おれは「ちゃん付けはちょっと」と言い、陽芽は「名前が好きじゃない」とお互い拒否したが、押し問答の末に「二人だけの呼び名もいいか」ということで着地した。
おれたちが急速に惹かれ合ったのは、お互いの家庭環境が少し似ていたこともあるかもしれない。
おれは父子家庭、陽芽は母子家庭で育った。おれの親はおれが幼い頃に離婚し、父親に引き取られた。陽芽の母親は未婚で陽芽を産んだらしく、父親のことを一切知らないそうだった。
おれはおれの両親の離婚理由、そして陽芽はなぜ母親が未婚で陽芽を産んだのか、何も知らなかった。
おれの父親は小さいながらも会社を経営していて、陽芽の母親は陽芽いわく「普通に事務系だと思う」らしい。帰りは遅く休日出勤は当たり前で、おれも陽芽もずっと一人で過ごしてきた。

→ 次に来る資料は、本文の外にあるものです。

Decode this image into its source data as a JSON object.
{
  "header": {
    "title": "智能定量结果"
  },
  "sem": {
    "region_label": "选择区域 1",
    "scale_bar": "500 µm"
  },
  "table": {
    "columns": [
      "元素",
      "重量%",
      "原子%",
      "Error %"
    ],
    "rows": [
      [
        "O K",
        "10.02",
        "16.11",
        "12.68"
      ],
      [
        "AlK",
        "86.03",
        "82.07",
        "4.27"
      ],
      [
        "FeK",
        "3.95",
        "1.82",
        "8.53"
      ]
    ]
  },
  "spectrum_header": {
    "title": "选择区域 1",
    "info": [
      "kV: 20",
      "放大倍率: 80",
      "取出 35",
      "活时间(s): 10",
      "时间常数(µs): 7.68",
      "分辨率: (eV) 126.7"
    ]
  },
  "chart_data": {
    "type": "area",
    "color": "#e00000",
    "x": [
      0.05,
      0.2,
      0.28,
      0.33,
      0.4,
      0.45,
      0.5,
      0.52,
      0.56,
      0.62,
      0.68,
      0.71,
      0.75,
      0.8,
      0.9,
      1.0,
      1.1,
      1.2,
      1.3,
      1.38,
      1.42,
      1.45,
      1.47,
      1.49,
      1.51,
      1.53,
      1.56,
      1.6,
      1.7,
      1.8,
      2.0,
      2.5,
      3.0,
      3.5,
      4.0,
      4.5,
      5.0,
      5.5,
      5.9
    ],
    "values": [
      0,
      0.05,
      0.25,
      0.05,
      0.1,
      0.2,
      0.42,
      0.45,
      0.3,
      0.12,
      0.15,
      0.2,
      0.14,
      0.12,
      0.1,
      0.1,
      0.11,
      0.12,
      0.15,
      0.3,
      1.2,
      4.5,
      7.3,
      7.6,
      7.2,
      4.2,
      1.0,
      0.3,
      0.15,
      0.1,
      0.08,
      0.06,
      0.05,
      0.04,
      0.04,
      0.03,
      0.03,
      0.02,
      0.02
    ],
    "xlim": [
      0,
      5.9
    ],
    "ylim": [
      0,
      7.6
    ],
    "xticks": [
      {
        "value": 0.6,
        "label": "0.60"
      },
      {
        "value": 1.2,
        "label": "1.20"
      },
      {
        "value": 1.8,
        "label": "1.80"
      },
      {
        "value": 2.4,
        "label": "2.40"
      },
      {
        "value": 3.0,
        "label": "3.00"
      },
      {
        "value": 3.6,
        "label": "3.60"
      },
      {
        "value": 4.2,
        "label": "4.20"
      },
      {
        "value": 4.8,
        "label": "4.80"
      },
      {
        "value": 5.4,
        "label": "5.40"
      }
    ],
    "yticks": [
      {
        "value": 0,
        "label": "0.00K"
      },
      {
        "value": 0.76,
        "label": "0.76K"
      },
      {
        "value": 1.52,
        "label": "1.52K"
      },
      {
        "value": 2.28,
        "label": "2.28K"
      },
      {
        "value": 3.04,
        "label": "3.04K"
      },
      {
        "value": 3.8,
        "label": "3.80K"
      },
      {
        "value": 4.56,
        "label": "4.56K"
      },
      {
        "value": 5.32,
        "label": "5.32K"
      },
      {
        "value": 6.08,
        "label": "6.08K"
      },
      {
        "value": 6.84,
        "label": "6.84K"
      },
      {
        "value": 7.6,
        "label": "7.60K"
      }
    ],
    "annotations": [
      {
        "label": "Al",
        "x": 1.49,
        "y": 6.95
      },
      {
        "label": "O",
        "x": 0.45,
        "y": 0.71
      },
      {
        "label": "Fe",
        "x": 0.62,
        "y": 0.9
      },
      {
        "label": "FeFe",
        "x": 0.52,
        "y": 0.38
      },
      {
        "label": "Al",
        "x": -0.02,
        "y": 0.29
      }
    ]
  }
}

今なら、親はおれたちを育てるため必死に働いてくれていたのだとわかる。だけど子どもの頃はただただ寂しくて、孤独で、己の境遇を嘆き、そして少しだけ親を恨むことしかできなかった。
家に帰っても誰もいない。ただいま、と呟いてみても、返ってくるのは静寂だけ。
孤独を気取るつもりはないが、その寂しさを理解し合えるのは似た境遇で育った者同士だけであることは間違いなかった。
「だからかなあ。おれ結婚願望強くて。早く結婚して子どもつくって、普通に幸せに暮らしたい」
誰にも、過去の彼女たちにも言ったことのない密かな夢を口にすると、陽芽はしばしぽかんとして、ぱっと笑った。
「私が叶えてあげる」
「え?」
「慎ちゃんと結婚して子ども産んで、私が慎ちゃんを幸せにしてあげる!」
子どもじみたその台詞がどれだけ嬉しかったか、きっと陽芽は知らないだろう。
「うん、ありがとう。約束な」
本気だった。おれが想像する未来には、もう陽芽しかいなかった。
あの頃のおれたちは、ちょっと恥ずかしいくらいの、どこにでもいる普通のカップルだった。